I Wear the Black Hat
We have a complicated relationship with villainy. On one hand, villains are the one thing we’re all allowed to hate. Hitler? Of course. O.J.? Depending on what you believe, yes. The Eagles? Sure. But what about the villains we hate without thinking about it too closely, hate because they want us to hate them, hate because we’re supposed to hate them?
In I Wear the Black Hat, Chuck Klosterman explores our concept of villains, delving into why we hate who we hate. In some cases, it’s very clear: Person A does bad things and thusly do we consider them a villain (Hitler, for example). These instances are rare and, according to Klosterman, not that telling.
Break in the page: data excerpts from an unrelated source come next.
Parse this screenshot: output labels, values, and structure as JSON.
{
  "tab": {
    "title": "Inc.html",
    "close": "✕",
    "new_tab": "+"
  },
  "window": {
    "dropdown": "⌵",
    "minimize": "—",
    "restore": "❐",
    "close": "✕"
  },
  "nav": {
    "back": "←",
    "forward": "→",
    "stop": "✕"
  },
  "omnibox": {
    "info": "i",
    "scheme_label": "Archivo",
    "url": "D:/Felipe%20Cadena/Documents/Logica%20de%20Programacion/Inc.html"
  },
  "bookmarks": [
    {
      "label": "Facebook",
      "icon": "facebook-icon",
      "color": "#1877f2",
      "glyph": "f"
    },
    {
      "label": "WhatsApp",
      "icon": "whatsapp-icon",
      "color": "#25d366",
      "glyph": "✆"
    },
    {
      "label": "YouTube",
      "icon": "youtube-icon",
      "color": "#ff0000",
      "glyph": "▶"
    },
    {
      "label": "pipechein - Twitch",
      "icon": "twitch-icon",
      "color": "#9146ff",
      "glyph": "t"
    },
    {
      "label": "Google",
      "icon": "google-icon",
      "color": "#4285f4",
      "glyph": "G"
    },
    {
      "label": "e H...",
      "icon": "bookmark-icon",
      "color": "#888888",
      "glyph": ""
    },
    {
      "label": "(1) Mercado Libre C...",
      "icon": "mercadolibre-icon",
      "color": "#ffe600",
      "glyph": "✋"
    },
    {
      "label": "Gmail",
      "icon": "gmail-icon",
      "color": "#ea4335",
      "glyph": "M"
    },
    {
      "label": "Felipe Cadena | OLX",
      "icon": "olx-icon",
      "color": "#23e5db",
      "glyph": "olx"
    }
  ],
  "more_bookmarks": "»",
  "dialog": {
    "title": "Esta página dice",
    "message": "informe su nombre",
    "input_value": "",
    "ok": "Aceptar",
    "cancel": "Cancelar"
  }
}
In fact, his principal argument for what constitutes a villain isn't the sum of their ill deeds at all. Rather, Klosterman’s working definition of a villain is a person who “knows the most, but cares the least” in a given scenario.
This revelation is perhaps a better fit with a grown-up idea of villains--those who still hold to the Saturday Morning Cartoon Standard notwithstanding. Having freed us from a rigid interpretation of villainy, Klosterman frees himself to examine its nature by degrees and by definitions. He’s able to consider topics that vary from the various villains of the Clinton scandal (the one with the cigar) to the problems associated with a real-life Batman to the sympathetic villainy of Chevy Chase.
And that’s what makes villainy so fascinating. It’s by turns repugnant, mystifying, and seductive, but it’s always compelling. We want to watch, even if we don’t like what we see. That’s worth considering. And it’s definitely worth reading.